So I had been meaning to write about life purpose for months, then I saw this one-word prompt from The Daily Post:
Immediately, I was reminded of a message I recently gave at a leadership course, where I showed this picture:
The image drives home a point:
You, me, and every single person on this planet can expect, without any doubt, to have the same end.
The life of mortals is like grass,
they flourish like a flower of the field;
the wind blows over it and it is gone,
and its place remembers it no more. (Psalm 103:15-16)
We all need to muster the courage to admit it: Your life in this world as well as mine can end at any time, and every day brings us closer to the finish line. A morbid thought, some would say. Nevertheless, inevitable.
No pushing it out of our minds can change this fact, and every moment spent in denial or refusal to contemplate it is a moment wasted, truth to tell.
And so the psalmist says,
Teach us to number our days,
that we may gain a heart of wisdom. (Psalm 90:12)
How does a clear view of our mortality change the way we live? How does the realization that our days are numbered make a difference in how we spend each one of them?
Would you dare do it? See yourself in that coffin? Take a look at that photo again. What will you have done with your life by the time your remains are placed in that box? What kind of person will you have been — what kind of son/daughter, spouse, parent, sibling, friend, worker, leader, community member? What thoughts would be running in the minds of the people at your funeral? And what would be awaiting you beyond this earthly life?
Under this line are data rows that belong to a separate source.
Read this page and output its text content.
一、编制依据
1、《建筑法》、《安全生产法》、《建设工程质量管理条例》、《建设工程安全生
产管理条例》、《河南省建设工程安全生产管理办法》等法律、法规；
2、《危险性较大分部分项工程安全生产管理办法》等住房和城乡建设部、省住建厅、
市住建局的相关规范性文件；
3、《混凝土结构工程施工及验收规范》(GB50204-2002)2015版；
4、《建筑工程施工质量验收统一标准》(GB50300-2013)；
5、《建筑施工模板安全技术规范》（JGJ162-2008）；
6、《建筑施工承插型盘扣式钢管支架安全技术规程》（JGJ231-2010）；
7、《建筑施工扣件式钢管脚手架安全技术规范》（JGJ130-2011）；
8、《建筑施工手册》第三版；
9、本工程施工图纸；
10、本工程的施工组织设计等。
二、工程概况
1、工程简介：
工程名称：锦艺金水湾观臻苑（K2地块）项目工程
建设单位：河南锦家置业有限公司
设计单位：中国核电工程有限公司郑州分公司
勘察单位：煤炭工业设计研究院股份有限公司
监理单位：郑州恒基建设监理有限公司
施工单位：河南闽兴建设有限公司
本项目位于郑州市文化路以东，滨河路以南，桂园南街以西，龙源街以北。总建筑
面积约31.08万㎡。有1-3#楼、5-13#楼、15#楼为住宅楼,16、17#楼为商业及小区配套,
In an old post I shared what I learned from Stephen Covey about proceeding with life with the end in mind. In a nutshell, the 2nd of Covey’s 7 Habits of Highly Effective People talks about beginning today with the image of the end of your life as your frame of reference or the criterion by which everything else is examined. As you do this, each part of your life — today’s behavior, tomorrow’s behavior, next week’s behavior, next month’s behavior — can be examined and lived out in the context of the whole, of what really matters most to you.
I professed to make Jesus Lord of my life more than 18 years ago, but it was only in the last few years that my eyes have truly been opened to the supreme value of anchoring my entire life’s purpose and meaning on my relationship with Him, my Savior:
For it is by grace you have been saved, through faith—and this is not from yourselves, it is the gift of God—not by works, so that no one can boast. (Ephesians 2:8-9)
I could not save myself from the penalty of my sin, so Jesus came to save me.
Christ’s love compels us, because we are convinced that one died for all, and therefore all died. And he died for all, that those who live should no longer live for themselves but for him who died for them and was raised again. (2 Corinthians 5:14-15)
And His love compels me to live for Him!
I have been crucified with Christ and I no longer live, but Christ lives in me. The life I now live in the body, I live by faith in the Son of God, who loved me and gave himself for me. (Galatians 2:20)
No longer I, but Christ in me. This is the exchanged life.
So whether you eat or drink or whatever you do, do it all for the glory of God. (1 Corinthians 10:31)
Here then, is the chief purpose and meaning of my life: To glorify God in all that I think, say and do, in all my relationships, interactions and decisions.
I made a list of how this is to be concretely manifested in my everyday life — how I will have lived by the time I end my brief stay in this world.
What would your list look like?
Would you make Jesus the anchor of your life’s purpose and meaning, too?